"Pain insists upon being attended to. God whispers to us in our pleasures, speaks in our consciences, but shouts in our pains. It is his megaphone to rouse a deaf world."
C.S. Lewis
Pain is something that every human experiences, some more than others and some longer than others. Pain comes in many forms~ Physical, emotional, mental, and even sometimes there can be a spiritual pain when you are fighting against the devil. But I feel as though I have all of the above forms of pain, and I have tried for so many years to fight and to overcome that I have somehow lost myself in the process. I have felt myself slip away to where I dont know who I am any more. My worst fear through all of these trials the last 8 years has that I would lose myself and fall into a place that I dont want to be. I fear that I am going to that place. I need to find myself again, I need to see the person that I am shine through he sadness and pain of this physical body.
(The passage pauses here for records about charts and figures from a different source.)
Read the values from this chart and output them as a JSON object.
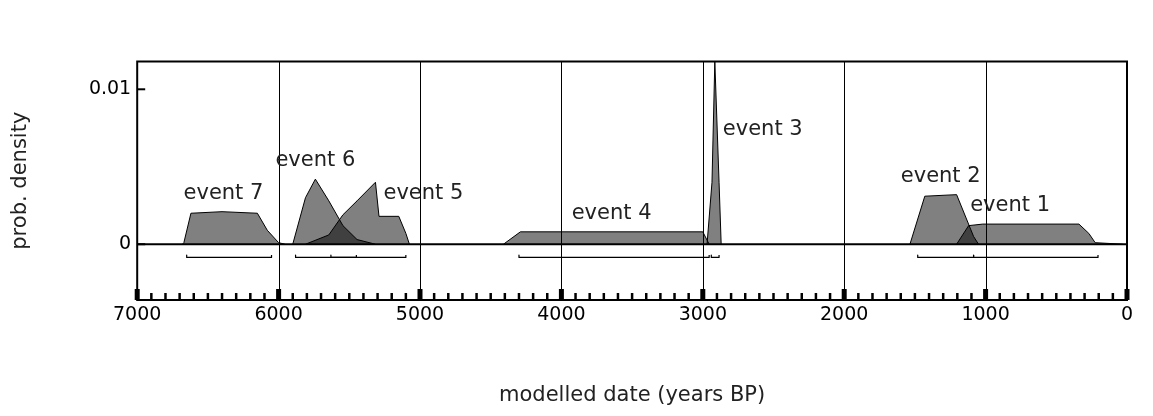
{
  "chart_data": {
    "type": "area",
    "xlabel": "modelled date (years BP)",
    "ylabel": "prob. density",
    "xlim": [
      7000,
      0
    ],
    "ylim": [
      -0.0036,
      0.0118
    ],
    "xticks": [
      7000,
      {
        "value": 6900,
        "label": null
      },
      {
        "value": 6800,
        "label": null
      },
      {
        "value": 6700,
        "label": null
      },
      {
        "value": 6600,
        "label": null
      },
      {
        "value": 6500,
        "label": null
      },
      {
        "value": 6400,
        "label": null
      },
      {
        "value": 6300,
        "label": null
      },
      {
        "value": 6200,
        "label": null
      },
      {
        "value": 6100,
        "label": null
      },
      6000,
      {
        "value": 5900,
        "label": null
      },
      {
        "value": 5800,
        "label": null
      },
      {
        "value": 5700,
        "label": null
      },
      {
        "value": 5600,
        "label": null
      },
      {
        "value": 5500,
        "label": null
      },
      {
        "value": 5400,
        "label": null
      },
      {
        "value": 5300,
        "label": null
      },
      {
        "value": 5200,
        "label": null
      },
      {
        "value": 5100,
        "label": null
      },
      5000,
      {
        "value": 4900,
        "label": null
      },
      {
        "value": 4800,
        "label": null
      },
      {
        "value": 4700,
        "label": null
      },
      {
        "value": 4600,
        "label": null
      },
      {
        "value": 4500,
        "label": null
      },
      {
        "value": 4400,
        "label": null
      },
      {
        "value": 4300,
        "label": null
      },
      {
        "value": 4200,
        "label": null
      },
      {
        "value": 4100,
        "label": null
      },
      4000,
      {
        "value": 3900,
        "label": null
      },
      {
        "value": 3800,
        "label": null
      },
      {
        "value": 3700,
        "label": null
      },
      {
        "value": 3600,
        "label": null
      },
      {
        "value": 3500,
        "label": null
      },
      {
        "value": 3400,
        "label": null
      },
      {
        "value": 3300,
        "label": null
      },
      {
        "value": 3200,
        "label": null
      },
      {
        "value": 3100,
        "label": null
      },
      3000,
      {
        "value": 2900,
        "label": null
      },
      {
        "value": 2800,
        "label": null
      },
      {
        "value": 2700,
        "label": null
      },
      {
        "value": 2600,
        "label": null
      },
      {
        "value": 2500,
        "label": null
      },
      {
        "value": 2400,
        "label": null
      },
      {
        "value": 2300,
        "label": null
      },
      {
        "value": 2200,
        "label": null
      },
      {
        "value": 2100,
        "label": null
      },
      2000,
      {
        "value": 1900,
        "label": null
      },
      {
        "value": 1800,
        "label": null
      },
      {
        "value": 1700,
        "label": null
      },
      {
        "value": 1600,
        "label": null
      },
      {
        "value": 1500,
        "label": null
      },
      {
        "value": 1400,
        "label": null
      },
      {
        "value": 1300,
        "label": null
      },
      {
        "value": 1200,
        "label": null
      },
      {
        "value": 1100,
        "label": null
      },
      1000,
      {
        "value": 900,
        "label": null
      },
      {
        "value": 800,
        "label": null
      },
      {
        "value": 700,
        "label": null
      },
      {
        "value": 600,
        "label": null
      },
      {
        "value": 500,
        "label": null
      },
      {
        "value": 400,
        "label": null
      },
      {
        "value": 300,
        "label": null
      },
      {
        "value": 200,
        "label": null
      },
      {
        "value": 100,
        "label": null
      },
      0
    ],
    "yticks": [
      0,
      0.01
    ],
    "grid": "x",
    "ref_lines": [
      {
        "axis": "y",
        "value": 0,
        "color": "#000000"
      }
    ],
    "series": [
      {
        "name": "event 7",
        "color": "#808080",
        "x": [
          6680,
          6670,
          6620,
          6400,
          6150,
          6080,
          6000,
          5955
        ],
        "values": [
          0,
          0.0001,
          0.002,
          0.0021,
          0.002,
          0.0009,
          0.0001,
          0
        ]
      },
      {
        "name": "event 6",
        "color": "#808080",
        "x": [
          5900,
          5810,
          5740,
          5645,
          5545,
          5445,
          5315
        ],
        "values": [
          0,
          0.003,
          0.0042,
          0.0028,
          0.0012,
          0.0003,
          0
        ]
      },
      {
        "name": "event 5",
        "color": "#808080",
        "x": [
          5810,
          5645,
          5545,
          5445,
          5315,
          5290,
          5150,
          5100,
          5075
        ],
        "values": [
          0,
          0.0006,
          0.0019,
          0.0028,
          0.004,
          0.0018,
          0.0018,
          0.0007,
          0
        ]
      },
      {
        "name": "event 4",
        "color": "#808080",
        "x": [
          4410,
          4290,
          3000,
          2955
        ],
        "values": [
          0,
          0.0008,
          0.0008,
          0
        ]
      },
      {
        "name": "event 3",
        "color": "#808080",
        "x": [
          2970,
          2935,
          2915,
          2885,
          2870
        ],
        "values": [
          0,
          0.004,
          0.0118,
          0.004,
          0
        ]
      },
      {
        "name": "event 2",
        "color": "#808080",
        "x": [
          1535,
          1430,
          1205,
          1085,
          1050
        ],
        "values": [
          0,
          0.0031,
          0.0032,
          0.0005,
          0
        ]
      },
      {
        "name": "event 1",
        "color": "#808080",
        "x": [
          1205,
          1120,
          1020,
          340,
          270,
          225,
          30
        ],
        "values": [
          0,
          0.0012,
          0.0013,
          0.0013,
          0.0007,
          0.0001,
          0
        ]
      },
      {
        "type": "line",
        "color": "#000000",
        "x": [
          6650,
          6650,
          6050,
          6050
        ],
        "values": [
          -0.0007,
          -0.00085,
          -0.00085,
          -0.0007
        ]
      },
      {
        "type": "line",
        "color": "#000000",
        "x": [
          5880,
          5880,
          5450,
          5450
        ],
        "values": [
          -0.0007,
          -0.00085,
          -0.00085,
          -0.0007
        ]
      },
      {
        "type": "line",
        "color": "#000000",
        "x": [
          5630,
          5630,
          5100,
          5100
        ],
        "values": [
          -0.0007,
          -0.00085,
          -0.00085,
          -0.0007
        ]
      },
      {
        "type": "line",
        "color": "#000000",
        "x": [
          4300,
          4300,
          2955,
          2955
        ],
        "values": [
          -0.0007,
          -0.00085,
          -0.00085,
          -0.0007
        ]
      },
      {
        "type": "line",
        "color": "#000000",
        "x": [
          2940,
          2940,
          2885,
          2885
        ],
        "values": [
          -0.0007,
          -0.00085,
          -0.00085,
          -0.0007
        ]
      },
      {
        "type": "line",
        "color": "#000000",
        "x": [
          1480,
          1480,
          1085,
          1085
        ],
        "values": [
          -0.0007,
          -0.00085,
          -0.00085,
          -0.0007
        ]
      },
      {
        "type": "line",
        "color": "#000000",
        "x": [
          1085,
          1085,
          205,
          205
        ],
        "values": [
          -0.0007,
          -0.00085,
          -0.00085,
          -0.0007
        ]
      }
    ]
  }
}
So I am trying to do something that can get me out of the house and into the world and away from my own mind. so tonight I made Gluten free Low sugar Chocolate chip cookies (which are amazing!) and I forced myself to get up and do laundry and clean up the house some today. I am so thankful that I have my family and my friends to help me through these times in my life where I feel lost and helpless. But I know that God has a plan and a purpose for everything He allows to happen to me. I try to remind myself of this every day. To let myself know that I am not alone in this and that I have hope in then end of this tunnel.
I know this week is going to be a hard week for me and a very long one and I hope that we can get some answers from the doctor on Friday. And I will get to spend some time with my grandparents this weekend which will be encouraging for me. So I am off to spend some much needed time in God's word.